TABLE 1.
Cohort characteristics
| BACS/UCSF | ADNI | |||||||
|---|---|---|---|---|---|---|---|---|
| YC | OC | MCI | ADdem | non‐AD a | OC | MCI | ADdem | |
| N | 11 | 51 | 8 | 36 | 31 | 60 | 47 | 30 |
| Age | 39.2 ± 16.0 | 76.8 ± 6.1 | 71.0 ± 6.0 | 62.6 ± 8.0 | 66.6 ± 7.6 | 75.5 ± 7.0 | 76.8 ± 7.6 | 78.5 ± 9.7 |
| Age (range) | 21–59 | 60–93 | 63–80 | 48–82 | 46–79 | 59–94 | 60–92 | 56‐94 |
| Females (%) | 10 (91%) | 24 (46%) | 3 (38%) | 23 (64%) | 15 (48%) | 29 (48%) | 31 (66%) | 14 (47%) |
| Years of education | 16.8 ± 2.0 | 16.7 ± 1.9 | 18.3 ± 3.2 | 16.9 ± 3.0 | 16.4 ± 3.1 | 16.5 ± 2.3 | 16.6 ± 2.9 | 15.1 ± 2.6 |
| MMSE | 29.0 ± 1.5 | 28.8 ± 1.2 | 27.9 ± 2.2 | 21.3 ± 5.0 | 24.1 ± 5.7 | 29.1 ± 1.1 | 28.0 ± 2.0 | 21.7 ± 4.9 |
| Aβ‐positive (%) b | 0 (0%) b | 23 (45%) | 8 (100%) | 36 (100%) | 7 (23%) b | 16 (27%) | 20 (43%) | 27 (90%) |
| APOE ε4 carriers (%) c | 4 (44%) b | 15 (29%) | 5 (63%) | 21 (58%) | 8 (26%) | 19 (32%) | 14 (30%) | 13 (43%) |
Abbreviations: Aβ, amyloid beta; ADdem, patients with a clinical diagnosis of Alzheimer's disease dementia; ADNI, Alzheimer's Disease Neuroimaging Initiative; APOE, apolipoprotein E; BACS, Berkeley Aging Cohort Study; MCI, patients with a clinical diagnosis of mild cognitive impairment; MMSE, Mini‐Mental State Examination; non‐AD, patients with a clinical diagnosis of non‐AD neurodegenerative syndrome; OC, older controls; PET, positron emission tomography; PiB, Pittsburgh compound B; UCSF, University of California San Francisco; YC, young controls.
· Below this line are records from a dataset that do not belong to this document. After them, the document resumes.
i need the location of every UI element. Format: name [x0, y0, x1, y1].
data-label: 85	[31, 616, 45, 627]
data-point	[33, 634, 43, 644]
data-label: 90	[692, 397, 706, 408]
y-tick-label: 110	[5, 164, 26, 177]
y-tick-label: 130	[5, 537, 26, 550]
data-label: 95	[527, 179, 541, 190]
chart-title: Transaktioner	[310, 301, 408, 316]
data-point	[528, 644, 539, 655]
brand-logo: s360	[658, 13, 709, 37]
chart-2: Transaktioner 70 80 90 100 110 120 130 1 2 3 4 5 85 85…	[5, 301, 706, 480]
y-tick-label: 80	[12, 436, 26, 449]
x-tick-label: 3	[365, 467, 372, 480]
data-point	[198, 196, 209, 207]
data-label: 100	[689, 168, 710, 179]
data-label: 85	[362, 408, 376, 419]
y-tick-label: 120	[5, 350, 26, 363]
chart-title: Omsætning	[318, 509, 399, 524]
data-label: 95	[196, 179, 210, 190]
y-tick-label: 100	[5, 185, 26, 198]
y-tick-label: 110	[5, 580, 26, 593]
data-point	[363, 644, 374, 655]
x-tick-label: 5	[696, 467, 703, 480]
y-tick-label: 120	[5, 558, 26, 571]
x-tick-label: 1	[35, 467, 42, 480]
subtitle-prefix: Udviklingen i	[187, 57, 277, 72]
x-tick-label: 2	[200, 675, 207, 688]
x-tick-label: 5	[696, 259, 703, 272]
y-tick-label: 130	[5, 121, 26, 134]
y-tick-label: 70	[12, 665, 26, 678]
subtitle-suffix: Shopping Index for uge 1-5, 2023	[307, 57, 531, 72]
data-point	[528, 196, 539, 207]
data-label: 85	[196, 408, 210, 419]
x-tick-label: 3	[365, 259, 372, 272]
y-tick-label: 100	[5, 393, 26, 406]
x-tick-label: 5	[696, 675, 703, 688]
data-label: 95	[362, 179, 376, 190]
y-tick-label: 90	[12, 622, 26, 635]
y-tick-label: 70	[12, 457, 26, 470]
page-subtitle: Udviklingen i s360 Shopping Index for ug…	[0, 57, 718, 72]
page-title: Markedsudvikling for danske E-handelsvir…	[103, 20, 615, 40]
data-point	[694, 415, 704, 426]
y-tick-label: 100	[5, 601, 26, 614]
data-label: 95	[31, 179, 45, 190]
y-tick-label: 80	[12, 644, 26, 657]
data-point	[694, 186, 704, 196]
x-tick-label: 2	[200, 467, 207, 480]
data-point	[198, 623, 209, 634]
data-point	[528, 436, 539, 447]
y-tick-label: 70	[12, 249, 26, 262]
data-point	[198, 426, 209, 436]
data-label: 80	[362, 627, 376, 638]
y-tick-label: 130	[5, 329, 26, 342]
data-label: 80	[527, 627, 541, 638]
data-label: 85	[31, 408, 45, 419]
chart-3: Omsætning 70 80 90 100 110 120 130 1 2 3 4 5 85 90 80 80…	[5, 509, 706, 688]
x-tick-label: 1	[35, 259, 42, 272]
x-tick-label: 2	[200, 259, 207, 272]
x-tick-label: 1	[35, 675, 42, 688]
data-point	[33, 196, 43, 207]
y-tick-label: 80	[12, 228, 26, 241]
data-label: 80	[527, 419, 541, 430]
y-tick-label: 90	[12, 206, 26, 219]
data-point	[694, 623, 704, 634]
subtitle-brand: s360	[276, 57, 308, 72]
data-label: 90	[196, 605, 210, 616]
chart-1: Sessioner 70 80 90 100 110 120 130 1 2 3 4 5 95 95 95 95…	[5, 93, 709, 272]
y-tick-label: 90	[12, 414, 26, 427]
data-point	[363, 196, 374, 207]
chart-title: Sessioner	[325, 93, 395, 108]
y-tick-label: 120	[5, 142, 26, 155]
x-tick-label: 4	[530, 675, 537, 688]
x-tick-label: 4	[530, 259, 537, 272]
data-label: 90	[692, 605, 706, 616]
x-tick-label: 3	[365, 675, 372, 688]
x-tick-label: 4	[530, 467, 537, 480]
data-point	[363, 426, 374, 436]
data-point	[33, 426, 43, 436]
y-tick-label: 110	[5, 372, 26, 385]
Notes: Clinical diagnoses were independent from Aβ status. For continuous variables, mean ± SD is indicated unless specified otherwise.
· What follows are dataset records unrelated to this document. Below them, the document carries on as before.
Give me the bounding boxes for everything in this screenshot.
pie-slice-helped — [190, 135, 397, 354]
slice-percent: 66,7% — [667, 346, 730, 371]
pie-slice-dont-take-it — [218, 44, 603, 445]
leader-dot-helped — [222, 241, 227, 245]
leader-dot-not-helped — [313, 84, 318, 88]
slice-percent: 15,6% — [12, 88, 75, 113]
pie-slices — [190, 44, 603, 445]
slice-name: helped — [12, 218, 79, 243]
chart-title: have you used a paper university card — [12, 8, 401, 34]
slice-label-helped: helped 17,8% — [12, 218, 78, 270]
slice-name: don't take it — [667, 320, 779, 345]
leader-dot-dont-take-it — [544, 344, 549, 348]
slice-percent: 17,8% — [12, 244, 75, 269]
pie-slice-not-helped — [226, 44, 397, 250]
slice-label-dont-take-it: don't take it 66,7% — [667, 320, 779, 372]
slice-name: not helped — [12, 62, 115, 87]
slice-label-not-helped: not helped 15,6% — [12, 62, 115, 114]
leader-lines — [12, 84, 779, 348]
Non AD cases: eight with behavioral variant frontotemporal dementia, seven with non‐fluent primary progressive aphasia, six with corticobasal syndrome, four with Parkinson's disease, three with progressive supranuclear palsy, two with semantic variant primary progressive aphasia.
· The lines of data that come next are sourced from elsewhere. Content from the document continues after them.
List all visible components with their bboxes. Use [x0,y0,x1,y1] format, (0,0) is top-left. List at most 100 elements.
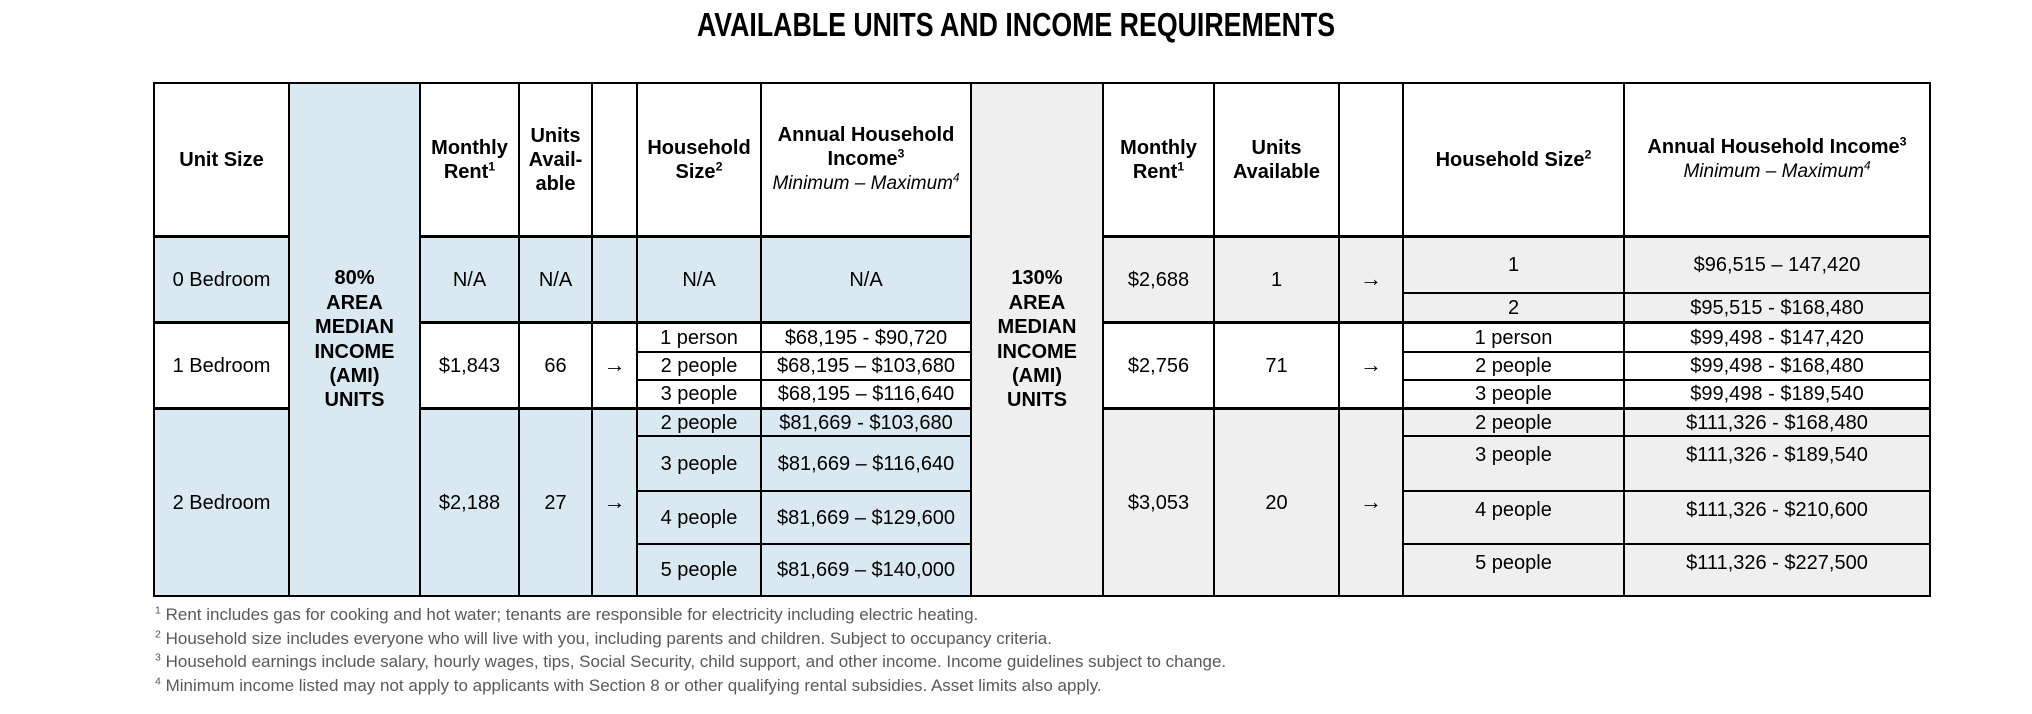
unit-size-header: Unit Size [153,82,288,235]
units-available-cell: 20 [1213,407,1338,595]
unit-size-cell-1bedroom: 1 Bedroom [153,321,288,407]
household-size-header-text: Household Size [647,136,751,183]
income-range-cell: $81,669 - $103,680 [760,407,970,435]
arrow-cell: → [1338,235,1402,321]
income-range-subtitle: Minimum – Maximum [772,173,953,195]
units-income-table: Unit Size 80% AREA MEDIAN INCOME (AMI) U… [153,82,1931,597]
household-size-header-right: Household Size2 [1402,82,1623,235]
income-range-cell: $111,326 - $227,500 [1623,543,1929,595]
income-range-cell: $81,669 – $140,000 [760,543,970,595]
footnote-1-text: Rent includes gas for cooking and hot wa… [160,605,979,624]
arrow-cell: → [591,321,636,407]
household-size-cell: 1 person [636,321,760,351]
footnotes: 1 Rent includes gas for cooking and hot … [155,603,1226,698]
footnote-4-marker: 4 [155,675,161,688]
rent-cell: $2,188 [419,407,518,595]
household-size-cell: 3 people [636,379,760,407]
income-range-cell: $99,498 - $189,540 [1623,379,1929,407]
household-size-cell: 2 people [636,351,760,379]
income-range-cell: $111,326 - $210,600 [1623,490,1929,543]
annual-income-header-text: Annual Household Income [1647,136,1900,159]
rent-cell: $3,053 [1102,407,1213,595]
footnote-ref-1: 1 [1177,158,1185,173]
footnote-ref-4: 4 [1863,159,1871,173]
rent-cell: $1,843 [419,321,518,407]
household-size-cell: 2 people [1402,407,1623,435]
income-range-cell: $68,195 - $90,720 [760,321,970,351]
footnote-1: 1 Rent includes gas for cooking and hot … [155,603,1226,627]
monthly-rent-header-right: Monthly Rent1 [1102,82,1213,235]
income-range-cell: $68,195 – $116,640 [760,379,970,407]
monthly-rent-header-text: Monthly Rent [1120,136,1197,183]
footnote-3-text: Household earnings include salary, hourl… [160,652,1227,672]
arrow-cell: → [1338,407,1402,595]
income-range-cell: $81,669 – $129,600 [760,490,970,543]
arrow-header-cell-right [1338,82,1402,235]
income-range-cell: $111,326 - $168,480 [1623,407,1929,435]
right-arrow-icon: → [603,352,626,378]
footnote-2-text: Household size includes everyone who wil… [160,628,1052,648]
annual-income-header-text: Annual Household Income [777,124,955,171]
footnote-ref-3: 3 [1899,134,1907,149]
footnote-2: 2 Household size includes everyone who w… [155,627,1226,651]
right-arrow-icon: → [1360,352,1382,378]
household-size-header-text: Household Size [1435,148,1585,171]
income-range-cell: $81,669 – $116,640 [760,435,970,490]
arrow-header-cell-left [591,82,636,235]
units-available-cell: 1 [1213,235,1338,321]
arrow-cell [591,235,636,321]
household-size-cell: N/A [636,235,760,321]
footnote-ref-3: 3 [897,146,905,161]
footnote-ref-2: 2 [1584,146,1592,161]
units-available-cell: N/A [518,235,591,321]
household-size-cell: 2 people [1402,351,1623,379]
units-available-cell: 66 [518,321,591,407]
household-size-cell: 2 [1402,292,1623,321]
footnote-ref-4: 4 [952,171,960,185]
footnote-ref-1: 1 [488,158,496,173]
income-range-cell: $95,515 - $168,480 [1623,292,1929,321]
household-size-cell: 5 people [1402,543,1623,595]
household-size-cell: 5 people [636,543,760,595]
monthly-rent-header-text: Monthly Rent [431,136,508,183]
right-arrow-icon: → [1360,489,1382,515]
footnote-4: 4 Minimum income listed may not apply to… [155,674,1226,698]
household-size-cell: 2 people [636,407,760,435]
unit-size-cell-2bedroom: 2 Bedroom [153,407,288,595]
household-size-header-left: Household Size2 [636,82,760,235]
income-range-cell: $99,498 - $168,480 [1623,351,1929,379]
footnote-4-text: Minimum income listed may not apply to a… [160,676,1102,696]
income-range-cell: $99,498 - $147,420 [1623,321,1929,351]
page-title: AVAILABLE UNITS AND INCOME REQUIREMENTS [696,6,1336,43]
unit-size-cell-0bedroom: 0 Bedroom [153,235,288,321]
ami-80-group-label: 80% AREA MEDIAN INCOME (AMI) UNITS [288,82,419,595]
arrow-cell: → [591,407,636,595]
footnote-1-marker: 1 [155,604,161,617]
units-available-cell: 27 [518,407,591,595]
footnote-3: 3 Household earnings include salary, hou… [155,650,1226,674]
units-available-header-right: Units Available [1213,82,1338,235]
footnote-3-marker: 3 [155,651,161,664]
annual-income-header-right: Annual Household Income3 Minimum – Maxim… [1623,82,1929,235]
footnote-ref-2: 2 [715,158,723,173]
income-range-cell: $111,326 - $189,540 [1623,435,1929,490]
rent-cell: N/A [419,235,518,321]
household-size-cell: 3 people [636,435,760,490]
right-arrow-icon: → [1360,266,1382,292]
units-available-header-left: Units Avail- able [518,82,591,235]
income-range-cell: $96,515 – 147,420 [1623,235,1929,292]
household-size-cell: 3 people [1402,435,1623,490]
monthly-rent-header-left: Monthly Rent1 [419,82,518,235]
income-range-subtitle: Minimum – Maximum [1683,161,1864,183]
income-range-cell: N/A [760,235,970,321]
footnote-2-marker: 2 [155,628,161,641]
ami-130-group-label: 130% AREA MEDIAN INCOME (AMI) UNITS [970,82,1102,595]
household-size-cell: 1 person [1402,321,1623,351]
units-available-cell: 71 [1213,321,1338,407]
household-size-cell: 4 people [636,490,760,543]
arrow-cell: → [1338,321,1402,407]
rent-cell: $2,756 [1102,321,1213,407]
rent-cell: $2,688 [1102,235,1213,321]
income-range-cell: $68,195 – $103,680 [760,351,970,379]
Missing data in the BACS/UCSF data: Aβ status for 7 YC and 1 non‐AD (patient with behavioral variant frontotemporal dementia who carried a V337M MAPT mutation known to cause Alzheimer's like 3R/4R paired helical filaments tau), and APOE genotype for 2 YC. The Aβ tracer used in BACS/UCSF was PiB, while in ADNI florbetapir was used for 128 subjects and florbetaben for 9. PiB‐PET was missing for a UCSF patient with clinical AD dementia who died 36 months after FTP‐PET and showed high Aβ burden at autopsy (Thal 5 and CERAD frequent); this patient was considered Aβ‐positive in all tables, figures, and analyses.
APOE ε4 indicates the percentage of patients with APOE ε4/ε2, APOE ε4/ε3 or APOE ε4/ε4.